The subtitle - Wilson notes that the word "diva" is always a good marketing tool - gained prominence as they explored the concept. "There are lots of stereotypes within the gay community and one of them is the obsession with black divas. I realized that the word 'diva' for me was being synonymous with black. The strong women who subconsciously I thought had overcome adversity. Who are my inner divas. And obviously my daughter." It became about the two of them finding their inner strength, their inner divas. "I had to find a way to be okay with how things are," says Wilson.
Wilson ended up with "a 50 minute book show with a very chronological narrative. All original: book, music and lyrics. Seven scenes, eight musical bits and a lot of underscoring. I was terrified. I've been performing for 20 years and I'd never done a one-man show. I'd never been so vulnerable. I needed a director to ensure the text and song were combined in an organic manner." He turned to Ryan Kelly for whom he had written the hit musical Living with Henry. "He's my dearest and closest friend, a great actor and so fucking smart. And he's flexing his directorial muscles. He was nurturing and guided development." It takes a village to raise a one-man show.

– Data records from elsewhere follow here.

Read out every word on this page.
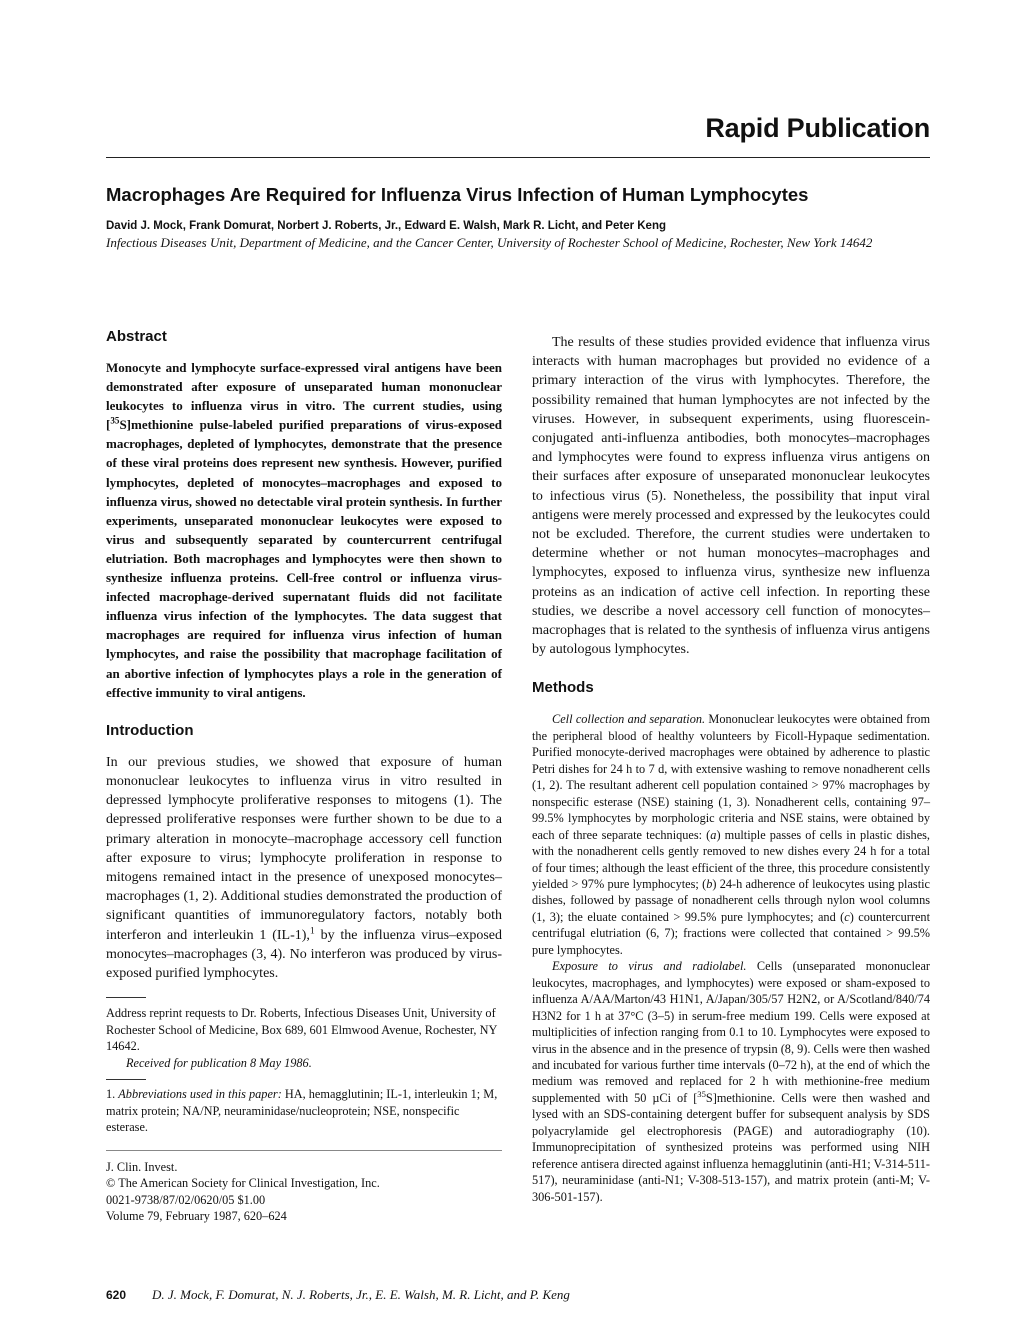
Rapid Publication
Macrophages Are Required for Influenza Virus Infection of Human Lymphocytes
David J. Mock, Frank Domurat, Norbert J. Roberts, Jr., Edward E. Walsh, Mark R. Licht, and Peter Keng
Infectious Diseases Unit, Department of Medicine, and the Cancer Center, University of Rochester School of Medicine, Rochester, New York 14642
Abstract

Monocyte and lymphocyte surface-expressed viral antigens have been demonstrated after exposure of unseparated human mononuclear leukocytes to influenza virus in vitro. The current studies, using [$^{35}$S]methionine pulse-labeled purified preparations of virus-exposed macrophages, depleted of lymphocytes, demonstrate that the presence of these viral proteins does represent new synthesis. However, purified lymphocytes, depleted of monocytes–macrophages and exposed to influenza virus, showed no detectable viral protein synthesis. In further experiments, unseparated mononuclear leukocytes were exposed to virus and subsequently separated by countercurrent centrifugal elutriation. Both macrophages and lymphocytes were then shown to synthesize influenza proteins. Cell-free control or influenza virus-infected macrophage-derived supernatant fluids did not facilitate influenza virus infection of the lymphocytes. The data suggest that macrophages are required for influenza virus infection of human lymphocytes, and raise the possibility that macrophage facilitation of an abortive infection of lymphocytes plays a role in the generation of effective immunity to viral antigens.

Introduction

In our previous studies, we showed that exposure of human mononuclear leukocytes to influenza virus in vitro resulted in depressed lymphocyte proliferative responses to mitogens (1). The depressed proliferative responses were further shown to be due to a primary alteration in monocyte–macrophage accessory cell function after exposure to virus; lymphocyte proliferation in response to mitogens remained intact in the presence of unexposed monocytes–macrophages (1, 2). Additional studies demonstrated the production of significant quantities of immunoregulatory factors, notably both interferon and interleukin 1 (IL-1),$^1$ by the influenza virus–exposed monocytes–macrophages (3, 4). No interferon was produced by virus-exposed purified lymphocytes.

Address reprint requests to Dr. Roberts, Infectious Diseases Unit, University of Rochester School of Medicine, Box 689, 601 Elmwood Avenue, Rochester, NY 14642.
Received for publication 8 May 1986.
1. Abbreviations used in this paper: HA, hemagglutinin; IL-1, interleukin 1; M, matrix protein; NA/NP, neuraminidase/nucleoprotein; NSE, nonspecific esterase.
J. Clin. Invest.
© The American Society for Clinical Investigation, Inc.
0021-9738/87/02/0620/05 $1.00
Volume 79, February 1987, 620–624

The results of these studies provided evidence that influenza virus interacts with human macrophages but provided no evidence of a primary interaction of the virus with lymphocytes. Therefore, the possibility remained that human lymphocytes are not infected by the viruses. However, in subsequent experiments, using fluorescein-conjugated anti-influenza antibodies, both monocytes–macrophages and lymphocytes were found to express influenza virus antigens on their surfaces after exposure of unseparated mononuclear leukocytes to infectious virus (5). Nonetheless, the possibility that input viral antigens were merely processed and expressed by the leukocytes could not be excluded. Therefore, the current studies were undertaken to determine whether or not human monocytes–macrophages and lymphocytes, exposed to influenza virus, synthesize new influenza proteins as an indication of active cell infection. In reporting these studies, we describe a novel accessory cell function of monocytes–macrophages that is related to the synthesis of influenza virus antigens by autologous lymphocytes.

Methods

Cell collection and separation. Mononuclear leukocytes were obtained from the peripheral blood of healthy volunteers by Ficoll-Hypaque sedimentation. Purified monocyte-derived macrophages were obtained by adherence to plastic Petri dishes for 24 h to 7 d, with extensive washing to remove nonadherent cells (1, 2). The resultant adherent cell population contained > 97% macrophages by nonspecific esterase (NSE) staining (1, 3). Nonadherent cells, containing 97–99.5% lymphocytes by morphologic criteria and NSE stains, were obtained by each of three separate techniques: (a) multiple passes of cells in plastic dishes, with the nonadherent cells gently removed to new dishes every 24 h for a total of four times; although the least efficient of the three, this procedure consistently yielded > 97% pure lymphocytes; (b) 24-h adherence of leukocytes using plastic dishes, followed by passage of nonadherent cells through nylon wool columns (1, 3); the eluate contained > 99.5% pure lymphocytes; and (c) countercurrent centrifugal elutriation (6, 7); fractions were collected that contained > 99.5% pure lymphocytes.

Exposure to virus and radiolabel. Cells (unseparated mononuclear leukocytes, macrophages, and lymphocytes) were exposed or sham-exposed to influenza A/AA/Marton/43 H1N1, A/Japan/305/57 H2N2, or A/Scotland/840/74 H3N2 for 1 h at 37°C (3–5) in serum-free medium 199. Cells were exposed at multiplicities of infection ranging from 0.1 to 10. Lymphocytes were exposed to virus in the absence and in the presence of trypsin (8, 9). Cells were then washed and incubated for various further time intervals (0–72 h), at the end of which the medium was removed and replaced for 2 h with methionine-free medium supplemented with 50 µCi of [$^{35}$S]methionine. Cells were then washed and lysed with an SDS-containing detergent buffer for subsequent analysis by SDS polyacrylamide gel electrophoresis (PAGE) and autoradiography (10). Immunoprecipitation of synthesized proteins was performed using NIH reference antisera directed against influenza hemagglutinin (anti-H1; V-314-511-517), neuraminidase (anti-N1; V-308-513-157), and matrix protein (anti-M; V-306-501-157).

620 D. J. Mock, F. Domurat, N. J. Roberts, Jr., E. E. Walsh, M. R. Licht, and P. Keng
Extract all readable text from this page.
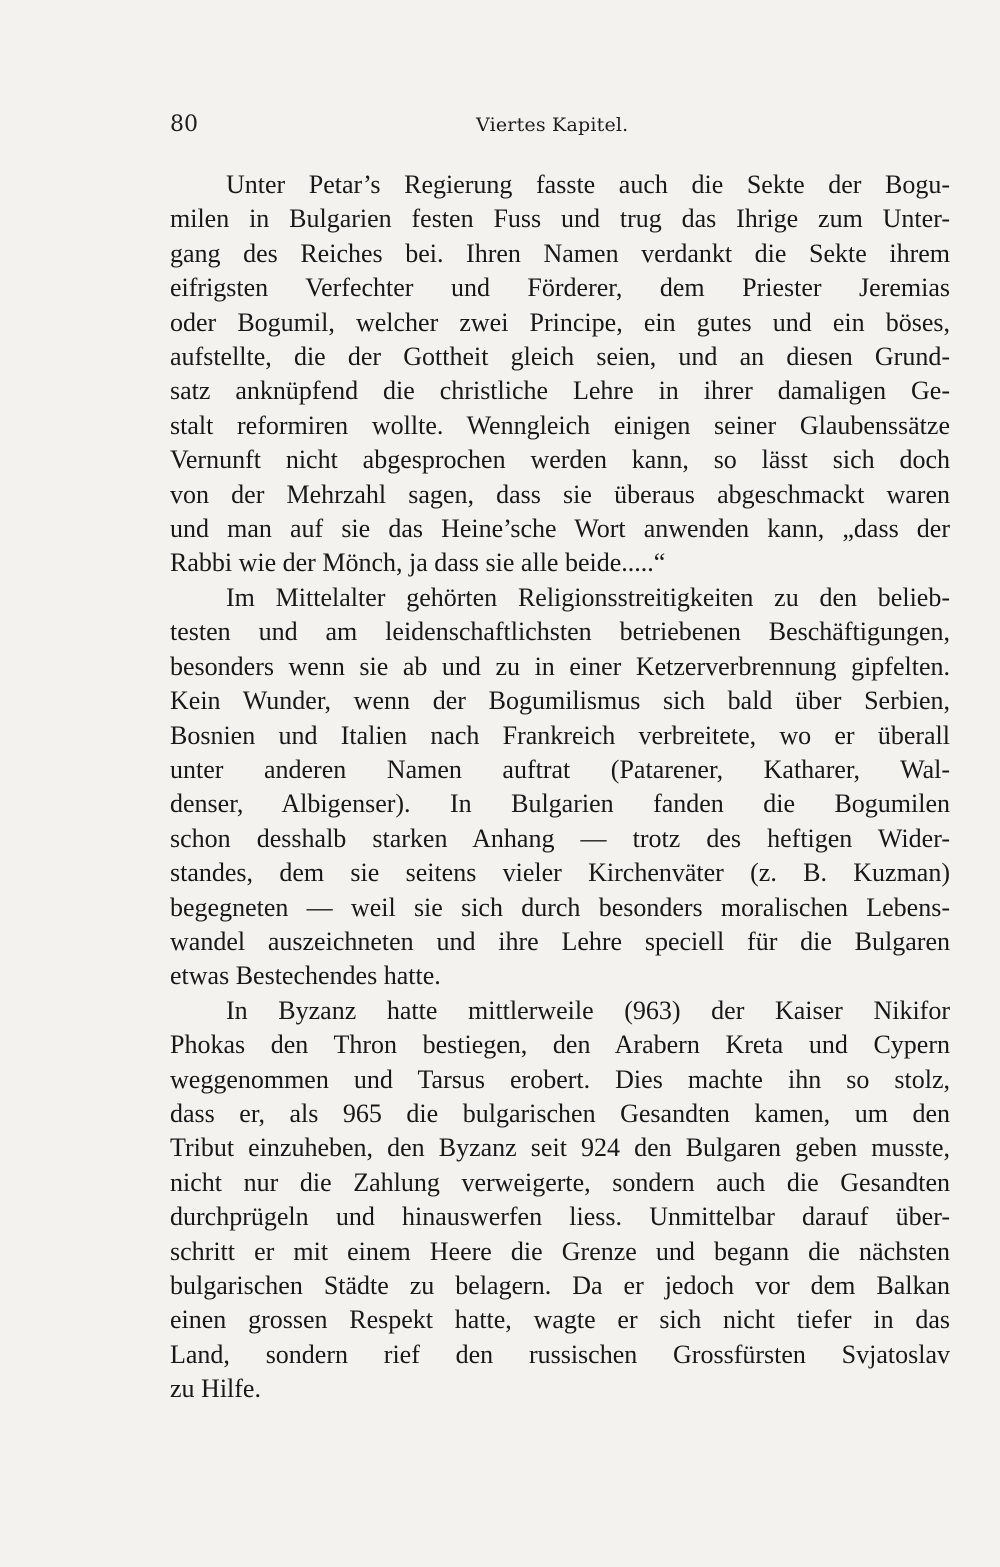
80	Viertes Kapitel.
Unter Petar’s Regierung fasste auch die Sekte der Bogu-
milen in Bulgarien festen Fuss und trug das Ihrige zum Unter-
gang des Reiches bei. Ihren Namen verdankt die Sekte ihrem
eifrigsten Verfechter und Förderer, dem Priester Jeremias
oder Bogumil, welcher zwei Principe, ein gutes und ein böses,
aufstellte, die der Gottheit gleich seien, und an diesen Grund-
satz anknüpfend die christliche Lehre in ihrer damaligen Ge-
stalt reformiren wollte. Wenngleich einigen seiner Glaubenssätze
Vernunft nicht abgesprochen werden kann, so lässt sich doch
von der Mehrzahl sagen, dass sie überaus abgeschmackt waren
und man auf sie das Heine’sche Wort anwenden kann, „dass der
Rabbi wie der Mönch, ja dass sie alle beide.....“
Im Mittelalter gehörten Religionsstreitigkeiten zu den belieb-
testen und am leidenschaftlichsten betriebenen Beschäftigungen,
besonders wenn sie ab und zu in einer Ketzerverbrennung gipfelten.
Kein Wunder, wenn der Bogumilismus sich bald über Serbien,
Bosnien und Italien nach Frankreich verbreitete, wo er überall
unter anderen Namen auftrat (Patarener, Katharer, Wal-
denser, Albigenser). In Bulgarien fanden die Bogumilen
schon desshalb starken Anhang — trotz des heftigen Wider-
standes, dem sie seitens vieler Kirchenväter (z. B. Kuzman)
begegneten — weil sie sich durch besonders moralischen Lebens-
wandel auszeichneten und ihre Lehre speciell für die Bulgaren
etwas Bestechendes hatte.
In Byzanz hatte mittlerweile (963) der Kaiser Nikifor
Phokas den Thron bestiegen, den Arabern Kreta und Cypern
weggenommen und Tarsus erobert. Dies machte ihn so stolz,
dass er, als 965 die bulgarischen Gesandten kamen, um den
Tribut einzuheben, den Byzanz seit 924 den Bulgaren geben musste,
nicht nur die Zahlung verweigerte, sondern auch die Gesandten
durchprügeln und hinauswerfen liess. Unmittelbar darauf über-
schritt er mit einem Heere die Grenze und begann die nächsten
bulgarischen Städte zu belagern. Da er jedoch vor dem Balkan
einen grossen Respekt hatte, wagte er sich nicht tiefer in das
Land, sondern rief den russischen Grossfürsten Svjatoslav
zu Hilfe.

Two Kittens & A Kid débuted at the prestigious Edinburgh Festival where it earned polarized reviews. "Every person of colour that saw the show was complimentary, but the English middle-class writers were uncomfortable with a white man talking about black issues. Some of them were quite derogatory. It's as if the class system has crossed over into race." Wilson shrugs it off and is looking forward to bringing the show to a Buddies audience. And it is an eager audience - the first show sold out and a matinee has been added. "It's not a Broadway-bound cabaret," says Wilson. "It's my story and how much it means to me."